Марушевич познакомил своего спутника с директором.
— Я как раз ждал вас. Сию минуту буду к вашим услугам. Пан Шульц!..
Вбежал пан Шульц — белокурый молодой человек, тоже в синей куртке, но в еще более высоких сапогах и в еще более узких рейтузах. Он по-военному щелкнул каблуками, взял в руки символ директорской власти, и Вокульский, еще не покинув манежа, убедился, что Шульц, несмотря на свой юный возраст, пожалуй, орудует бичом энергичней, чем сам директор. Второй господин даже вскрикнул, а третий попросту начал ругаться.
— Сударь, — обратился директор к Вокульскому, — вы принимаете лошадь барона со всеми ее принадлежностями — седлами, попонами и прочее и прочее?
— Разумеется.
— В таком случае, с вас следует шестьдесят рублей за конюшню, которую барон Кшешовский не оплатил.
— Ничего не поделаешь.
Они вошли в денник, светлый, как комната, и даже увешанный коврами, впрочем не очень дорогими. Новенькая кормушка была доверху засыпана зерном, решетка полна сена, пол устлан чистой соломой. Все же зоркий глаз директора заметил какой-то непорядок, и он крикнул:
— Пан Ксаверий, что это за безобразие, тысяча чертей! Может, вы и в своей спальне храните подобные вещи?
Второй помощник директора появился на одно мгновение. Он заглянул, исчез и закричал в коридоре:
— Войцех! Сто тысяч чертей! Сию минуту подчисть, не то я велю положить тебе все это на стол…
— Щепан! Зараза! — откликнулся уже за перегородкой третий голос. — Если ты мне еще раз, сукин сын, бросишь конюшню в таком виде, я тебя заставлю языком это вылизать.
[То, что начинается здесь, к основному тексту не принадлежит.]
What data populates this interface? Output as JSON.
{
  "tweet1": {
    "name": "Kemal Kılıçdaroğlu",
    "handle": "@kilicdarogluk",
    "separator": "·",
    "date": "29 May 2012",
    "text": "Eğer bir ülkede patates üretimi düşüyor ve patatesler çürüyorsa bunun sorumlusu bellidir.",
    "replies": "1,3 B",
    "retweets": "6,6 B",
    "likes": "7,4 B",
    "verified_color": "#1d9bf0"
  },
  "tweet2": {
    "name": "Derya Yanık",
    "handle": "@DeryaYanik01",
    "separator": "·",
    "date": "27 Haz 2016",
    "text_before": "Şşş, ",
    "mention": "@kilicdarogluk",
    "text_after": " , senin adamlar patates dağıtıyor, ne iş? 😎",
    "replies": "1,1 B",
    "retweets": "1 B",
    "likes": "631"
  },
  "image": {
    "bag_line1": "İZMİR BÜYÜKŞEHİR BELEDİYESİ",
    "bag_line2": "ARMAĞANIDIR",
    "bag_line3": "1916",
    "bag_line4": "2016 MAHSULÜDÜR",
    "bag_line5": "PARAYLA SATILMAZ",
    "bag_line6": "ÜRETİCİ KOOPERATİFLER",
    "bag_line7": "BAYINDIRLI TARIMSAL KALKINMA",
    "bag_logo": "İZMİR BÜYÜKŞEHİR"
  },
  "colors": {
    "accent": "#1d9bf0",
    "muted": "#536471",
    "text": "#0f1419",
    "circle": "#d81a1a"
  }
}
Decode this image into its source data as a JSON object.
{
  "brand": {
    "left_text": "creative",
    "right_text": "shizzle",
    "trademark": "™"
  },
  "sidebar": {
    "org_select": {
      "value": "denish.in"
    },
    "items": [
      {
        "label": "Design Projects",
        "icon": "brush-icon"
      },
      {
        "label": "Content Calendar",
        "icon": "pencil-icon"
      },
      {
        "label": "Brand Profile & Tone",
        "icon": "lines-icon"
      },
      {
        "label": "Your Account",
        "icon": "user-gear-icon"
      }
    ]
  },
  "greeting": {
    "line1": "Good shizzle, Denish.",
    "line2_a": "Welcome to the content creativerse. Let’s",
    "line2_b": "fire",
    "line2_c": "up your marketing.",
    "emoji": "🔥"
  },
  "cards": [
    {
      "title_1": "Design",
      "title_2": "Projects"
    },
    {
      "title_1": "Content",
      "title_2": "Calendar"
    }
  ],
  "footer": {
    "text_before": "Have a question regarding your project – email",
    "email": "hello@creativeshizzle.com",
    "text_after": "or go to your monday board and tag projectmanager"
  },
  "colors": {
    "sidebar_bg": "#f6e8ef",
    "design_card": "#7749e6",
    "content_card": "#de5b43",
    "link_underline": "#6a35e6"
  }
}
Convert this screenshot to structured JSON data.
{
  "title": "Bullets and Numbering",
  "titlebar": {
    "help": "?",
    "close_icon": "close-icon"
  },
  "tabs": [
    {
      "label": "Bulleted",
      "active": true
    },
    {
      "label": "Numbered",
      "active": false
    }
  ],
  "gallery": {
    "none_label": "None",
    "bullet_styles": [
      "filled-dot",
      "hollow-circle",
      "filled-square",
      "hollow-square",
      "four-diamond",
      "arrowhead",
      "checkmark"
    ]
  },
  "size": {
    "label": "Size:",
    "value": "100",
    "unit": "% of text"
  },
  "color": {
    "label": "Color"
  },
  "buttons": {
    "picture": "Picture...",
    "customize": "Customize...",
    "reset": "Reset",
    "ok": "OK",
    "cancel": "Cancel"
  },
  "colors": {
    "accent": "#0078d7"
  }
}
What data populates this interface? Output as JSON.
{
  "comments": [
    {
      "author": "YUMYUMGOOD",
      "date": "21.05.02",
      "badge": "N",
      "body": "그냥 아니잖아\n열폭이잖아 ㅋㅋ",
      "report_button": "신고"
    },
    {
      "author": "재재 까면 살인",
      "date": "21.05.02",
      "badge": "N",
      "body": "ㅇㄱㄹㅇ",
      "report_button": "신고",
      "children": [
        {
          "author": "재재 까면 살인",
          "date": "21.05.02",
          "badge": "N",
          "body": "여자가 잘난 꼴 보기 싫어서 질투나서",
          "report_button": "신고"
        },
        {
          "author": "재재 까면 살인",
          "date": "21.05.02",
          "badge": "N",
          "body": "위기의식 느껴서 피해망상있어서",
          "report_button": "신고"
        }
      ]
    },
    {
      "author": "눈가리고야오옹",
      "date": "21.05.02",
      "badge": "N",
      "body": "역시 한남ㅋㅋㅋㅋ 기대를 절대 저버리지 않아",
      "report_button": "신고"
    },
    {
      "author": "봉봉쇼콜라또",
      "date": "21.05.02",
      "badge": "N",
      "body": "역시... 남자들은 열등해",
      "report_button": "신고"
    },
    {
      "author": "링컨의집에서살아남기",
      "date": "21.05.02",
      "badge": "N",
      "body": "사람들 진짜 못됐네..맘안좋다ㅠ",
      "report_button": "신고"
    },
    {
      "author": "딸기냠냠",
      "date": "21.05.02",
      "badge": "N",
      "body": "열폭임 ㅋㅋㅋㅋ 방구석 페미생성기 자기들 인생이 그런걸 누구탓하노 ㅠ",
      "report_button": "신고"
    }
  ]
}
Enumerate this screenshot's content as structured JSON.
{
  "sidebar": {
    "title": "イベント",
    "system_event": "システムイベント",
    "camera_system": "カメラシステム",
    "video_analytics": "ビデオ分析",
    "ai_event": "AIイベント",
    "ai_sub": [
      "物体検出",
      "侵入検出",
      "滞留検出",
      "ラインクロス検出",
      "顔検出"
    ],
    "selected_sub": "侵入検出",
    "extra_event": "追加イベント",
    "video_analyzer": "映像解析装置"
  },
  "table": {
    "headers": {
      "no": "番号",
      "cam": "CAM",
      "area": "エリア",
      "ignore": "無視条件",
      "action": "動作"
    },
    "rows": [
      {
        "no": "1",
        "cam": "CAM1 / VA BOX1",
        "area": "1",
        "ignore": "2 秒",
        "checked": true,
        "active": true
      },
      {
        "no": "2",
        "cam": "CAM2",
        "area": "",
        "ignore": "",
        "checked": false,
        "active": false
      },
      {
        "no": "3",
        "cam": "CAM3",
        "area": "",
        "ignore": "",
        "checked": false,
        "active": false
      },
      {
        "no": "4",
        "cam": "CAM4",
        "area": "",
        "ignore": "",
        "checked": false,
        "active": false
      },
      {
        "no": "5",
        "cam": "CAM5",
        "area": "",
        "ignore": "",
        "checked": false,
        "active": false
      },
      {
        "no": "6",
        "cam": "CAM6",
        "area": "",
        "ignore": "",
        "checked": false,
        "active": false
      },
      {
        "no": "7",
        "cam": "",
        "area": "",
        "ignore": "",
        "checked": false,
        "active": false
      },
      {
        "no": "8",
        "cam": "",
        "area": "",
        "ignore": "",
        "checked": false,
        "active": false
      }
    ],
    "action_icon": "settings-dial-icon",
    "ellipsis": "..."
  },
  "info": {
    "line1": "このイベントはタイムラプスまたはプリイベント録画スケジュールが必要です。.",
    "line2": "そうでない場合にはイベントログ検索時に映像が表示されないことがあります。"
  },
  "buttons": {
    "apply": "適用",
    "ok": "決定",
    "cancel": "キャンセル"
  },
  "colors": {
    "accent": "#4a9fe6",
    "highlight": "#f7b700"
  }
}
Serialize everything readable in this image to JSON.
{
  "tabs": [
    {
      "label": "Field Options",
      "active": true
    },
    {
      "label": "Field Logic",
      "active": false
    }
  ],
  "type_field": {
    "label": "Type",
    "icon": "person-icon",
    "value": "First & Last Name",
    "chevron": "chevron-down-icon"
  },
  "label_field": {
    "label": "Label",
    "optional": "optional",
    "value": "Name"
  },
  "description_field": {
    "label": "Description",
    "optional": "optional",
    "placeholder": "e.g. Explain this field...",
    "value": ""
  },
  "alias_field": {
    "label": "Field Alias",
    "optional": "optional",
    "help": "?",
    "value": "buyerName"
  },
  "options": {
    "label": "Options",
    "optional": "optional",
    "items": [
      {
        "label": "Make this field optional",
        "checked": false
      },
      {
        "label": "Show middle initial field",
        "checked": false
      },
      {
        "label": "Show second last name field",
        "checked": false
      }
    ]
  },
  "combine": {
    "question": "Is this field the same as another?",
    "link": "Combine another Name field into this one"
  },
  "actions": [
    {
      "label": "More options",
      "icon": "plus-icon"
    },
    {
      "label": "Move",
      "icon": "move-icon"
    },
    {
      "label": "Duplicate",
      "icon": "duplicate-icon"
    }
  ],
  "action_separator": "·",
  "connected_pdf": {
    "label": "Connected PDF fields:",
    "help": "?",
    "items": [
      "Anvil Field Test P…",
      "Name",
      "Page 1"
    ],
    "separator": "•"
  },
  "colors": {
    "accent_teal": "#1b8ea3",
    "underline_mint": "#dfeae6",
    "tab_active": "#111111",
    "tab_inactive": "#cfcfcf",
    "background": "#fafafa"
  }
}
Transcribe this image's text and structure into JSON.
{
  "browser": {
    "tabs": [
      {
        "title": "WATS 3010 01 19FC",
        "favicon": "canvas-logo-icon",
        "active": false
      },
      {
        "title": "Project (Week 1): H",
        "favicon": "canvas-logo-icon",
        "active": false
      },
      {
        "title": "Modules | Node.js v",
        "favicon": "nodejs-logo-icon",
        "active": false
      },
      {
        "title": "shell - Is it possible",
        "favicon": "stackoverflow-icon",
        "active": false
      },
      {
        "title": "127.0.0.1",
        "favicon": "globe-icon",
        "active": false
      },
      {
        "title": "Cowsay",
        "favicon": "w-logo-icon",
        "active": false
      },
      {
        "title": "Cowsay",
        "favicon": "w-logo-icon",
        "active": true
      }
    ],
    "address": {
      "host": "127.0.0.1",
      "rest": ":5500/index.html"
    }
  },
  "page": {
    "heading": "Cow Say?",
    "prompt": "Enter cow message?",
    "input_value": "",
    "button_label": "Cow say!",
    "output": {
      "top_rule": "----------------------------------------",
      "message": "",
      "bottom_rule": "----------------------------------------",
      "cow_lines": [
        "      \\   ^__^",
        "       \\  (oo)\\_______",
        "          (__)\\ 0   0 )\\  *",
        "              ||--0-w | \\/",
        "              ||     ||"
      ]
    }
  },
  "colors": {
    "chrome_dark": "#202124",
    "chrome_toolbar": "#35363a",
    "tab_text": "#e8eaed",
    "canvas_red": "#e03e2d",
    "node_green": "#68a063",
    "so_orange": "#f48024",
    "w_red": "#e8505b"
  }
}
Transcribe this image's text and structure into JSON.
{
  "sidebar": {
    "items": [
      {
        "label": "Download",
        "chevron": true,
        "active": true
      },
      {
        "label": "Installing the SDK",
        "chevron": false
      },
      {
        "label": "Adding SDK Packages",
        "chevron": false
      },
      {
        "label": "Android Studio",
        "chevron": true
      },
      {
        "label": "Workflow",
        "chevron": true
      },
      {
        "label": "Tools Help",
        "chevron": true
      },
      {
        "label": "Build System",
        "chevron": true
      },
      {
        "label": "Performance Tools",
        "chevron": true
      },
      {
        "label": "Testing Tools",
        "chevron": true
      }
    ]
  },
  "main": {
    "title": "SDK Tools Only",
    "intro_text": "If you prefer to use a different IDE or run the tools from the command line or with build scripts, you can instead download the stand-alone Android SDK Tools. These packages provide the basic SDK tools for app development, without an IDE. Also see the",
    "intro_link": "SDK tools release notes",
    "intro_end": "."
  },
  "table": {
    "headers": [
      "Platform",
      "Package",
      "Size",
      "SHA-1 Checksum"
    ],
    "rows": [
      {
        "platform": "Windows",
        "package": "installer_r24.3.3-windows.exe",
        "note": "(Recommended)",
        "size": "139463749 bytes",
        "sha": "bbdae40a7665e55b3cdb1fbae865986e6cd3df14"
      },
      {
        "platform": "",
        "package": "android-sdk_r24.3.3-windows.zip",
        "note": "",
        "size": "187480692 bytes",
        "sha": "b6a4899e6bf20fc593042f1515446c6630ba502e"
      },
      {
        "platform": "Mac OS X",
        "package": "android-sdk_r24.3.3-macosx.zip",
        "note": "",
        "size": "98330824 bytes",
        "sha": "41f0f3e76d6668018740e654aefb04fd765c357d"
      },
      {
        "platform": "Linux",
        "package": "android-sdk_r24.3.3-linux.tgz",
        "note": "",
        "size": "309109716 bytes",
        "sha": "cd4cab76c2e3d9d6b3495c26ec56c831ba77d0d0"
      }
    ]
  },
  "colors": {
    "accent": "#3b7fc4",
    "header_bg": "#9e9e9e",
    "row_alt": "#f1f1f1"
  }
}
Одновременно раздалось несколько глухих ударов, словно кого-то схватили за голову и стукнули о стену.
Через минуту, глянув ненароком в окно конюшни, Вокульский увидел паренька в куртке с металлическими пуговицами, который выбежал во двор за метлой, а найдя таковую, мимоходом треснул по голове глазевшего с улицы еврея. Вокульский, как физик, подивился новой форме сохранения энергии, при которой гнев директора таким необыкновенным способом настиг существо, находящееся за пределами манежа.